Durante casi 100 años la mecánica cuántica se ha confirmado repetidamente con experimentos muy precisos, por lo que es probable que no haya otra teoría científica que esté tan bien respaldada; sin embargo, los físicos aún manifiestan reservas.

Si bien la mecánica cuántica describe los eventos a nivel microscópico con mucha precisión, encuentra limitantes en el macrocosmos, especialmente en los objetos para los cuales la fuerza de la gravedad juega un papel.

Línea divisoria

Por ejemplo, la mecánica cuántica no puede describir el comportamiento de los planetas, un campo muy bien explicado por la teoría general de la relatividad. Sin embargo, la teoría de Einstein no puede describir correctamente los procesos a pequeña escala.

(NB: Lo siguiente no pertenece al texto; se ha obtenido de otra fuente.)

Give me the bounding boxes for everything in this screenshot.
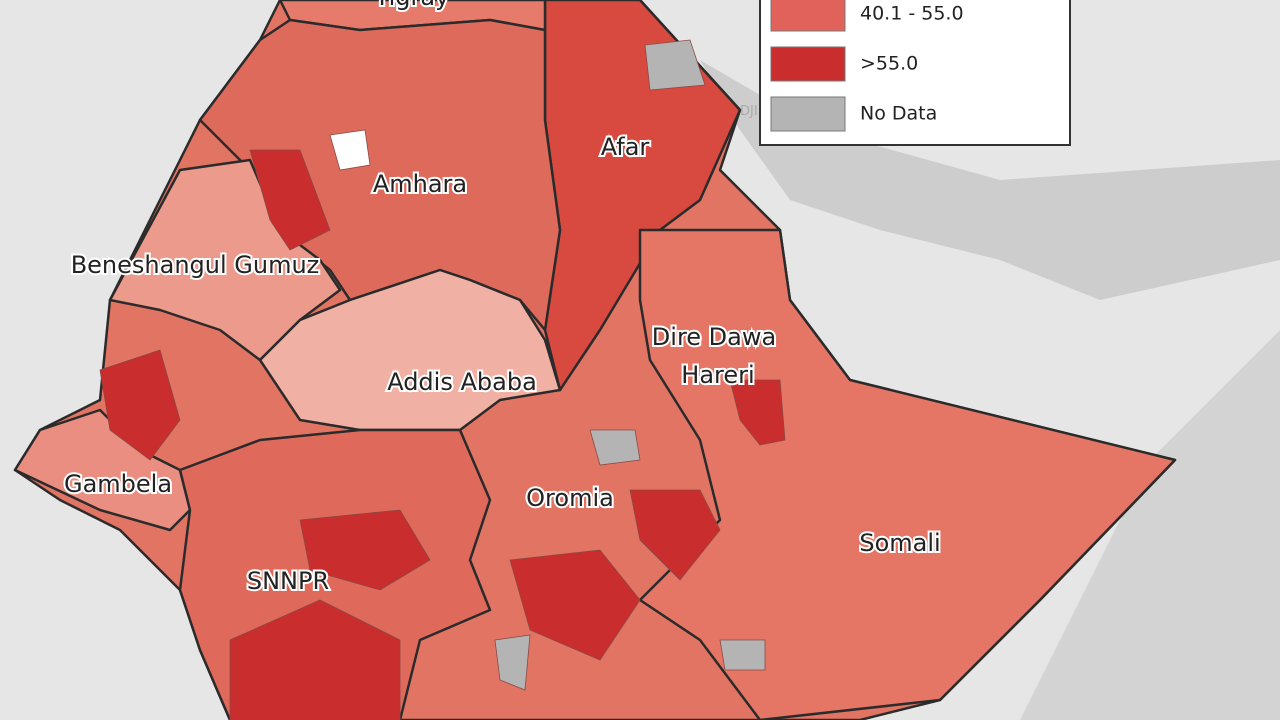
no-data-area [494,634,531,691]
region-label: Afar [601,133,650,161]
region-label: Addis Ababa [387,368,537,396]
region-label: Tigray [374,0,450,11]
sea [1020,330,1280,720]
region-label: Dire Dawa [652,323,776,351]
no-data-area [589,429,641,466]
beneshangul-region [108,158,342,362]
high-area [299,509,431,591]
legend: 40.1 - 55.0 >55.0 No Data [759,0,1071,146]
legend-swatch [770,0,846,32]
high-area [729,379,786,446]
legend-label: >55.0 [860,53,918,75]
no-data-area [719,639,766,671]
legend-swatch [770,96,846,132]
high-area [629,489,721,581]
high-area [229,599,401,720]
legend-label: No Data [860,103,937,125]
sea [700,60,1280,300]
region-label: Hareri [681,361,754,389]
high-area [509,549,641,661]
legend-swatch [770,46,846,82]
legend-label: 40.1 - 55.0 [860,3,964,25]
region-label: Gambela [64,470,172,498]
neighbor-label: DJI [740,104,758,119]
high-area [249,149,331,251]
region-label: Beneshangul Gumuz [71,251,320,279]
somali-region [638,228,1177,720]
region-label: Oromia [526,484,614,512]
region-label: Somali [859,529,940,557]
region-label: Amhara [373,170,467,198]
white-area [329,129,371,171]
region-label: SNNPR [247,567,329,595]
high-area [99,349,181,461]
no-data-area [644,39,706,91]
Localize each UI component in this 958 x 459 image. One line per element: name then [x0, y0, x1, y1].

La existencia de estas “fronteras” ha generado una gran cantidad de disputas sobre dónde comienza y dónde termina la mecánica cuántica, si afecta el comportamiento de los objetos macroscópicos y si se puede encontrar una línea que separe el mundo del gato de Schrodinger y la manzana de Newton.

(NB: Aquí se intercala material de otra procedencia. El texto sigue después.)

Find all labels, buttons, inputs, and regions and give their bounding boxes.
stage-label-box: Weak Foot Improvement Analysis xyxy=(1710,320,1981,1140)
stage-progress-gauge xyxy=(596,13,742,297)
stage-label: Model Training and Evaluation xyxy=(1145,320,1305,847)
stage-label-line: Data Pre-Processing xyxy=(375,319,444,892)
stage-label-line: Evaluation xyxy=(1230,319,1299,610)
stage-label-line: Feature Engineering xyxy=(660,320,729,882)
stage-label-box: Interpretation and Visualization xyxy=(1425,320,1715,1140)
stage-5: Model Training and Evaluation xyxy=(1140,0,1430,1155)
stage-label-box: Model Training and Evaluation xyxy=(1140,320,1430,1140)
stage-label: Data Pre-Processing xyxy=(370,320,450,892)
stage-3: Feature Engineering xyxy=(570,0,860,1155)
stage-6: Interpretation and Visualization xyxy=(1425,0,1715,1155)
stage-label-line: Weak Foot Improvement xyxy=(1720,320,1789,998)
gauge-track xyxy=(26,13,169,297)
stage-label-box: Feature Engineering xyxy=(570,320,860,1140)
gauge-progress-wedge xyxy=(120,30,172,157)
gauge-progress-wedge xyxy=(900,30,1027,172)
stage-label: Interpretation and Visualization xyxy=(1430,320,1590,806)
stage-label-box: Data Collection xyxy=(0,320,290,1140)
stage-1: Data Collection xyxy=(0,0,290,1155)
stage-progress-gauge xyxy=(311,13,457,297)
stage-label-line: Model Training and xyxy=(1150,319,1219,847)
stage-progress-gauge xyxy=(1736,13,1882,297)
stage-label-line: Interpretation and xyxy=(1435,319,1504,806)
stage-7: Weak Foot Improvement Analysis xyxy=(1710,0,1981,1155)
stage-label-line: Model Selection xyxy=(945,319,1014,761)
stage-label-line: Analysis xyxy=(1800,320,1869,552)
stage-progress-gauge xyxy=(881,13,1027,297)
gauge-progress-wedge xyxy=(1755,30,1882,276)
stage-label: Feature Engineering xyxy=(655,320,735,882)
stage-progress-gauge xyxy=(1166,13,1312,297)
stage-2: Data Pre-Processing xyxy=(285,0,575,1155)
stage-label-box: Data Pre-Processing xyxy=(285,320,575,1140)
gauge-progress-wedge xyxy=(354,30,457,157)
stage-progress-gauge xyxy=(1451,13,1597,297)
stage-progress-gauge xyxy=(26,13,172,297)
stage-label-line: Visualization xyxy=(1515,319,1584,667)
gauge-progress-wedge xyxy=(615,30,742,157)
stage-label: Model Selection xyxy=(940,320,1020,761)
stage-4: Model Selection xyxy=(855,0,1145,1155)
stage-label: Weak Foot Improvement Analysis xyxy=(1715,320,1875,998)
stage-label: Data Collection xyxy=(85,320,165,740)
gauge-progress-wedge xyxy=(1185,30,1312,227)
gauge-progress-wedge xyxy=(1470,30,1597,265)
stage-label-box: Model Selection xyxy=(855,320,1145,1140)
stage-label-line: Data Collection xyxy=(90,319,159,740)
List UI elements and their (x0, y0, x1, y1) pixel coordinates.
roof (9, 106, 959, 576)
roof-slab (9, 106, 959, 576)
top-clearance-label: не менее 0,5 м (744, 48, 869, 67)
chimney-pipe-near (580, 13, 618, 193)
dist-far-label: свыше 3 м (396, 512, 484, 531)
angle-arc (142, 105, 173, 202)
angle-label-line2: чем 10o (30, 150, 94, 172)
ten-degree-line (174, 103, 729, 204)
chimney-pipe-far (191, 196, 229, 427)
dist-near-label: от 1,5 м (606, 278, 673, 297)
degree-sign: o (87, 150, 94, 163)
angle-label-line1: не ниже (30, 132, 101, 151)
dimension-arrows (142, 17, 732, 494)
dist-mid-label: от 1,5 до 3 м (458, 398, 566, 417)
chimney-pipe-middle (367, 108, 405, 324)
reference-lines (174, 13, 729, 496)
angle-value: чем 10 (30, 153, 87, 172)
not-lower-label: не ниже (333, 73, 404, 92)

Por lo tanto, muchos físicos sueñan con combinar la mecánica cuántica con la teoría de la relatividad para formar una cosmovisión coherente.

En el año 1967, el físico húngaro Eugene Wigner señaló por primera vez las limitaciones fundamentales de la mecánica cuántica, a través de un experimento mental llamado “otra paradoja”,

La física cuántica y el macro universo

Ahora, una dupla de físicos suizos han expandido las ideas de Wigner y utilizaron experimentos mentales para comprobar si es posible utilizar la física cuántica para describir el macro universo.

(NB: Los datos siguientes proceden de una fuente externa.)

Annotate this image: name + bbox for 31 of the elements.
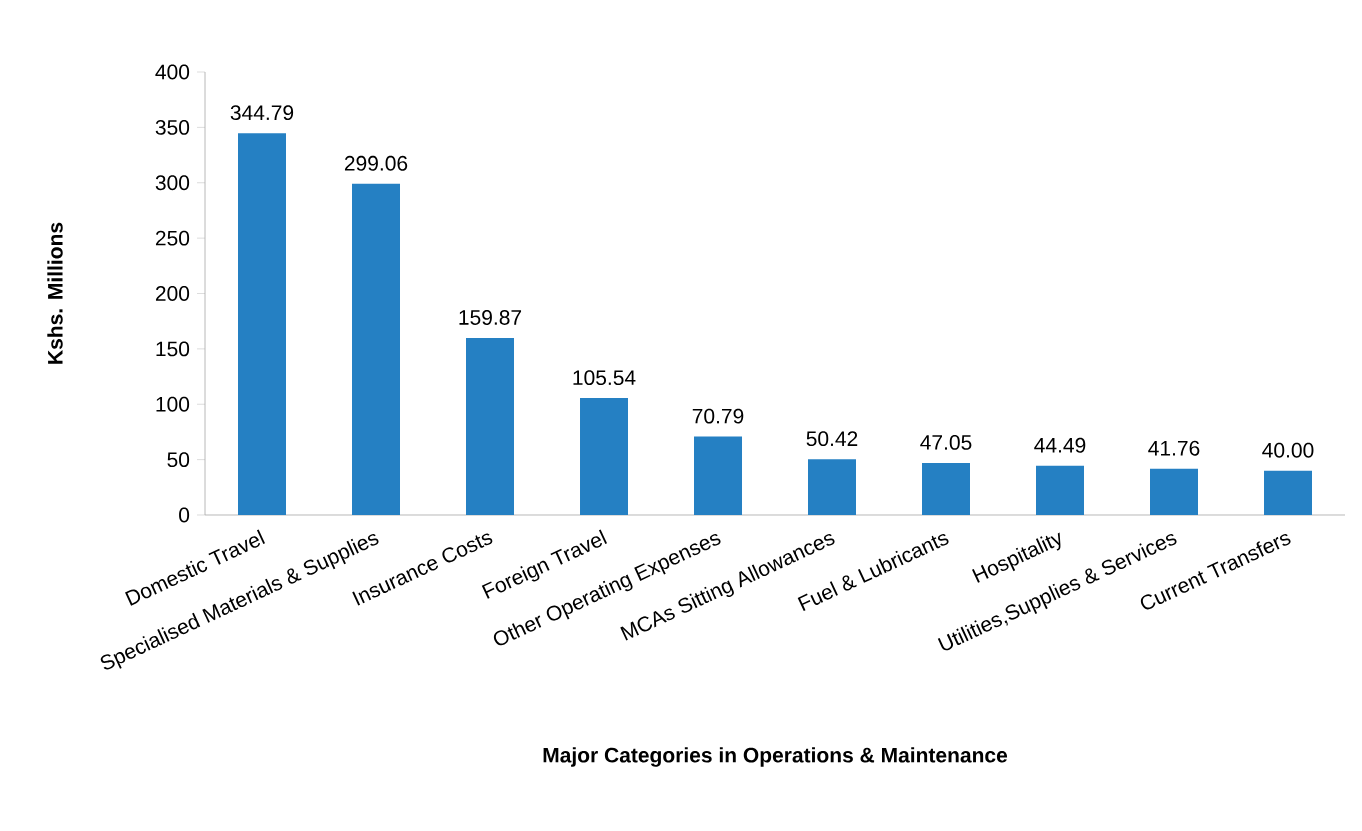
- data-label: 70.79: [692, 408, 744, 424]
- y-tick-label: 200: [155, 286, 190, 301]
- data-label: 40.00: [1262, 442, 1314, 458]
- y-axis-title: Kshs. Millions: [47, 222, 63, 364]
- data-label: 47.05: [920, 434, 972, 450]
- y-tick-label: 100: [156, 396, 190, 412]
- bar: [238, 133, 286, 515]
- y-tick-label: 300: [155, 175, 190, 191]
- data-label: 159.87: [459, 310, 522, 325]
- data-label: 50.42: [806, 431, 858, 447]
- data-label: 344.79: [230, 105, 294, 121]
- bar: [1264, 470, 1313, 515]
- bar: [1150, 468, 1199, 515]
- bar: [352, 183, 400, 515]
- data-label: 299.06: [344, 155, 408, 171]
- data-label: 41.76: [1148, 440, 1200, 456]
- y-tick-label: 150: [156, 341, 190, 357]
- bar: [694, 436, 743, 515]
- data-label: 105.54: [573, 370, 636, 386]
- bar: [922, 462, 970, 515]
- bar: [466, 337, 515, 515]
- x-axis-title: Major Categories in Operations & Maintenance: [543, 747, 1008, 767]
- data-label: 44.49: [1034, 437, 1086, 453]
- y-tick-label: 50: [167, 452, 190, 468]
- bar: [1036, 465, 1084, 515]
- y-tick-label: 250: [155, 230, 190, 246]
- bar: [580, 398, 629, 515]
- y-tick-label: 350: [155, 119, 190, 135]
- y-tick-label: 0: [179, 507, 190, 523]
- bar: [808, 459, 856, 515]
- y-tick-label: 400: [155, 64, 190, 80]
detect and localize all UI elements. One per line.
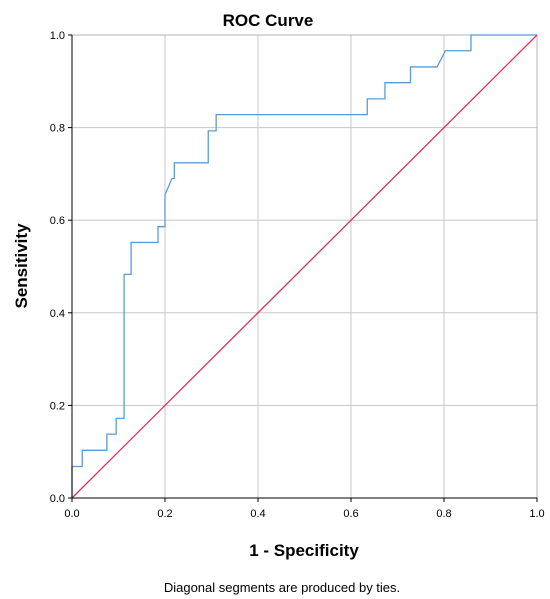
axes (71, 35, 537, 499)
roc-curve-line (71, 34, 537, 498)
x-tick-labels: 0.0 0.2 0.4 0.6 0.8 1.0 (64, 498, 545, 520)
x-tick-label: 0.8 (436, 508, 451, 520)
y-tick-label: 0.2 (50, 400, 65, 412)
y-tick-label: 1.0 (50, 30, 65, 42)
x-tick-label: 0.4 (250, 508, 265, 520)
reference-diagonal-line (71, 34, 538, 499)
chart-title: ROC Curve (223, 11, 314, 30)
x-axis-label: 1 - Specificity (249, 541, 359, 560)
x-tick-label: 1.0 (529, 508, 544, 520)
y-axis-label: Sensitivity (12, 223, 31, 309)
y-tick-label: 0.6 (50, 215, 65, 227)
x-tick-label: 0.6 (343, 508, 358, 520)
x-tick-label: 0.2 (157, 508, 172, 520)
y-tick-label: 0.8 (50, 123, 65, 135)
series-layer (71, 34, 538, 499)
x-tick-label: 0.0 (64, 508, 79, 520)
y-tick-label: 0.4 (50, 308, 65, 320)
y-tick-labels: 0.0 0.2 0.4 0.6 0.8 1.0 (50, 30, 72, 505)
y-tick-label: 0.0 (50, 493, 65, 505)
chart-footnote: Diagonal segments are produced by ties. (164, 580, 400, 595)
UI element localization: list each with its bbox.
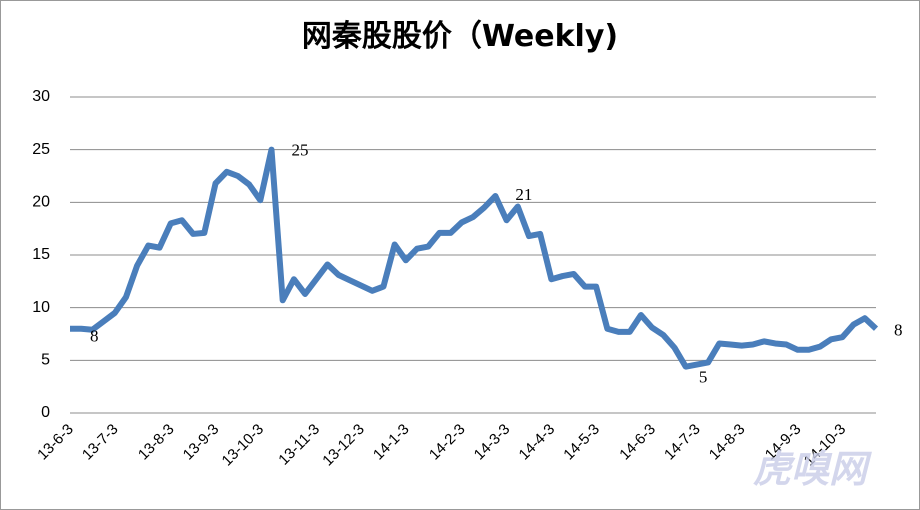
- data-label: 5: [699, 367, 708, 386]
- data-label: 8: [894, 321, 903, 340]
- y-tick-label: 20: [32, 194, 50, 211]
- y-tick-label: 15: [32, 246, 50, 263]
- data-label: 8: [90, 327, 99, 346]
- data-label: 25: [292, 141, 309, 160]
- watermark: 虎嗅网: [753, 447, 872, 491]
- y-tick-label: 30: [32, 88, 50, 105]
- y-tick-label: 10: [32, 299, 50, 316]
- y-tick-label: 25: [32, 141, 50, 158]
- chart-title: 网秦股股价（Weekly): [302, 19, 618, 54]
- line: [70, 146, 879, 370]
- data-label: 21: [515, 185, 532, 204]
- y-tick-label: 5: [41, 352, 50, 369]
- y-tick-label: 0: [41, 404, 50, 421]
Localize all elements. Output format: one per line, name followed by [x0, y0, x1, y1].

En su experimento, no participa uno, sino varios pares de observadores, uno de los cuales realiza un experimento cuántico, y sus “amigos” intentan adivinar los resultados de estas mediciones, conociendo una de las condiciones iniciales de los experimentos.

Para esto los investigadores crearon “copias” de los primeros experimentadores y sus instalaciones en sus laboratorios y hacen sus propias mediciones sobre ellos.

Habiendo descrito todas sus interacciones usando fórmulas construidas de acuerdo con las reglas de la mecánica cuántica, los científicos analizaron qué resultados obtendrían esos pares de “experimentadores”.

Resultados contradictorios

En términos generales, en su experimento de pensamiento, los investigadores consideran un hipotético físico que examina un objeto mecánico cuántico y luego usan la mecánica cuántica para calcular lo que ese físico observará.

De acuerdo con nuestra visión del mundo actual, esta observación indirecta debería arrojar el mismo resultado que la observación directa, sin embargo, los resultados muestran que precisamente este no es el caso.

Los investigadores encontraron que la predicción de lo que el físico observará es exactamente lo contrario de lo que se mediría directamente, creando una situación paradójica.

En búsqueda de una explicación a esta conclusión desconcertante, los investigadores infieren que la mecánica cuántica aparentemente no es universalmente aplicable, como se pensaba anteriormente y, por lo tanto, no se puede aplicar a objetos grandes.

La otra explicación es que evidentemente la física adolece de una falta de hechos claros y que hay otras posibilidades además de lo que consideramos que es verdad.

Una solución inesperada

Para los autores del experimento, ambas interpretaciones resultan poco convincentes. Más bien creen que la paradoja se resolverá de otra manera.

En palabras de Renato Renner, investigador del instituto de Física Teórica del ETH de Suiza y coautor del experimento:

“Cuando miramos hacia atrás en la historia, en momentos como este, la solución suele provenir de una dirección inesperada. La teoría general de la relatividad, por ejemplo, que resolvió las contradicciones en la física newtoniana, se basa en la constatación de que el concepto de tiempo, tal como se entendía en aquel momento, era incorrecto.”

El trabajo ahora se centra en examinar si el experimento mental asume cosas que no deberían asumirse de esa forma y tal vez incluso habría que revisar nuestro concepto de espacio y tiempo una vez más.